Ambari makes Hadoop management simpler by providing a consistent, secure platform for operational control. Ambari provides an intuitive Web UI as well as a robust REST API, which is particularly useful for automating cluster operations. With Ambari, Hadoop operators get the following core benefits:
Simplified Installation, Configuration and Management: Easily and efficiently create, manage and monitor clusters at scale. Takes the guesswork out of configuration with Smart Configs and Cluster Recommendations.
Centralized Security Setup: Reduce the complexity to administer and configure cluster security across the entire platform. Helps automate the setup and configuration of advanced cluster security capabilities such as Kerberos and Apache Ranger.
Full Visibility into Cluster Health: Ensure your cluster is healthy and available with a holistic approach to monitoring. Configures predefined alerts — based on operational best practices — for cluster monitoring. Captures and visualizes critical operational metrics for analysis and troubleshooting.

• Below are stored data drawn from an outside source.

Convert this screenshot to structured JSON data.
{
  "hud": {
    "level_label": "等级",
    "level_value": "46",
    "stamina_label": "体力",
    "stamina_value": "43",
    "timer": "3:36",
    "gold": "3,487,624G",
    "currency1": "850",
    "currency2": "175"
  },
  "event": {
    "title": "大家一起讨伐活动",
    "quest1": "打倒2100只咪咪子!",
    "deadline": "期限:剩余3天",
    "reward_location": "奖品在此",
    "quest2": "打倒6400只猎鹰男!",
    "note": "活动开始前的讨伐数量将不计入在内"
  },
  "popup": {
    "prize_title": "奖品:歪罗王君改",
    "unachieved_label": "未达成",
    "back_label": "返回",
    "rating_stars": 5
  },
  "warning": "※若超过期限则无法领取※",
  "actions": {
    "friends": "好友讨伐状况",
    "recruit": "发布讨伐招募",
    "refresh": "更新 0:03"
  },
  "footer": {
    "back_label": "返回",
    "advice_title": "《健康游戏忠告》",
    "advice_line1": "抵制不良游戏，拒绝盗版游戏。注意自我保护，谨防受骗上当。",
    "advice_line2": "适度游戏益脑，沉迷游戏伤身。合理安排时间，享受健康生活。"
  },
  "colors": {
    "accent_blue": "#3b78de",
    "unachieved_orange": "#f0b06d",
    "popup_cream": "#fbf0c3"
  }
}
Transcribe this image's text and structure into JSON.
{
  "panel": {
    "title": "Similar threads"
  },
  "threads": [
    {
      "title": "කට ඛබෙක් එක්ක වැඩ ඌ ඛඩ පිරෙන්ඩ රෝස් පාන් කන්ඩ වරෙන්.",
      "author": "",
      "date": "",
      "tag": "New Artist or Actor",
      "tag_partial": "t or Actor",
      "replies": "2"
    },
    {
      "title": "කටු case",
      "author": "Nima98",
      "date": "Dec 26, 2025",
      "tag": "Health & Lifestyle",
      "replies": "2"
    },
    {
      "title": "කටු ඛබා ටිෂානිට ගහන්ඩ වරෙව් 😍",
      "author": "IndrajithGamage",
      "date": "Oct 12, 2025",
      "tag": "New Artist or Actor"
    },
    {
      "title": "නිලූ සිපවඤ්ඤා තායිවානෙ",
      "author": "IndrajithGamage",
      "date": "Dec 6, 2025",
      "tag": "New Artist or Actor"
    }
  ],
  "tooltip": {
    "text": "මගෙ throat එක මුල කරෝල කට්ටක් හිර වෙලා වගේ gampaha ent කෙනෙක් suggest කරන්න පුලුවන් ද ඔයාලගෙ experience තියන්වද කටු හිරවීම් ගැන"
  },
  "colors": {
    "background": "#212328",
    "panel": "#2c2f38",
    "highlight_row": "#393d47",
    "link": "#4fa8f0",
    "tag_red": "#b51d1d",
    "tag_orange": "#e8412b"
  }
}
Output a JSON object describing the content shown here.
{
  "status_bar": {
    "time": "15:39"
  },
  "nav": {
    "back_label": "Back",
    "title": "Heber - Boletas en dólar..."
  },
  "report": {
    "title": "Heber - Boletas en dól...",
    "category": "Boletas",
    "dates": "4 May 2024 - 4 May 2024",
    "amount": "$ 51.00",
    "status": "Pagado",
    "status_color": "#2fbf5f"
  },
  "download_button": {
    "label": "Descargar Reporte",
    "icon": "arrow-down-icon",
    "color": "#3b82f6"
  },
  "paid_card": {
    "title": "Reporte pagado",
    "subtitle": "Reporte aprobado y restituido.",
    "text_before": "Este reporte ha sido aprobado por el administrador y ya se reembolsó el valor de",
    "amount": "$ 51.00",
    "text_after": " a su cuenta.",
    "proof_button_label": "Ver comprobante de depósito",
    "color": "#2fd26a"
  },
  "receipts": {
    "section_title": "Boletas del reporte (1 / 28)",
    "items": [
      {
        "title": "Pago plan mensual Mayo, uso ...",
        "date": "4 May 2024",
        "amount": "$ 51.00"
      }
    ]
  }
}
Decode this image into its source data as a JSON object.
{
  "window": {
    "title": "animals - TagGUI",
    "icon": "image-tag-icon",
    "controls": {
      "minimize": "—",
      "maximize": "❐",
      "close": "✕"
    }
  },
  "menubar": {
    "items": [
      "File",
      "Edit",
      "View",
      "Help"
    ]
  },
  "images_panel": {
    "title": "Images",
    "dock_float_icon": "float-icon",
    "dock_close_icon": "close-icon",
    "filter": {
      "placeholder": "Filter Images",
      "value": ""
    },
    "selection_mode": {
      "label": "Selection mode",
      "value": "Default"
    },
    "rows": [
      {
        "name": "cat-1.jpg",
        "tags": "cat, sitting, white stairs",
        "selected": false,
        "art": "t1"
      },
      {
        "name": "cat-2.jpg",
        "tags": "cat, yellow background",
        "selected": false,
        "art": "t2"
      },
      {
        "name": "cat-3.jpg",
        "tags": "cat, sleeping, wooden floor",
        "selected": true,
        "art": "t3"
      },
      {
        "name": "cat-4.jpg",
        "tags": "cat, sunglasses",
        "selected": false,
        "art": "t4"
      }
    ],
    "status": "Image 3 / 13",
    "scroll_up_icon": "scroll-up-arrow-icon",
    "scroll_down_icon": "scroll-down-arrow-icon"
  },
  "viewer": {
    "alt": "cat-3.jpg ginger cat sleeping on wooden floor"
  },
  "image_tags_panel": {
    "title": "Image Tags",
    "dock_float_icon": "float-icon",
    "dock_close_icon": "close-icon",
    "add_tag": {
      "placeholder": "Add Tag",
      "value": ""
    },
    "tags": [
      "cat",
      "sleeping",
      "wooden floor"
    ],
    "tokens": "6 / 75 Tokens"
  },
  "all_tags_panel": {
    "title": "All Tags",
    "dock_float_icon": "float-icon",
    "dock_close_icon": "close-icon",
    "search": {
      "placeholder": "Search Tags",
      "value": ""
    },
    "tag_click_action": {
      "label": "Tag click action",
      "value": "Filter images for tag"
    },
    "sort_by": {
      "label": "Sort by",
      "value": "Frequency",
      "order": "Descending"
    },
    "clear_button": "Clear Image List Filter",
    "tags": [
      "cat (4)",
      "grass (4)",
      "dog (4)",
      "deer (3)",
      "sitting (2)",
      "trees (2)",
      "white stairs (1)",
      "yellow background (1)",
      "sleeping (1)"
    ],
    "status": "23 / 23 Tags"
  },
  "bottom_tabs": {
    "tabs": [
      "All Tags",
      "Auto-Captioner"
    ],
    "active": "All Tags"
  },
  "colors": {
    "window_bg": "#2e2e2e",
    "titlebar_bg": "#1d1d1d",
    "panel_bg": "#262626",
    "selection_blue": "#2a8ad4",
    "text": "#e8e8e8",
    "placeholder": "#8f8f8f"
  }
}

Integrated with Hortonworks Smart Sense for proactive issue prevention and resolution.
Highly Extensible and Customizable: Enables Hadoop to fit seamlessly into your enterprise environment. Highly extensible with Ambari Stacks for bringing custom services under management, and with Views for customizing the Ambari Web UI.
Apache Ambari: Mission
Ambari enables System Administrators to:
- Provision a Hadoop Cluster
- Ambari provides a step-by-step wizard for installing Hadoop services across any number of hosts.
- Ambari handles configuration of Hadoop services for the cluster.
- Manage a Hadoop Cluster
- Ambari provides central management for starting, stopping, and reconfiguring Hadoop services across the entire cluster.
- Monitor a Hadoop Cluster
- Ambari provides a dashboard for monitoring health and status of the Hadoop cluster.
- Ambari leverages Ambari Metrics Systemfor metrics collection.
- Ambari leverages Ambari Alert Frameworkfor system alerting and will notify you when your attention is needed (e.g., a node goes down, remaining disk space is low, etc.)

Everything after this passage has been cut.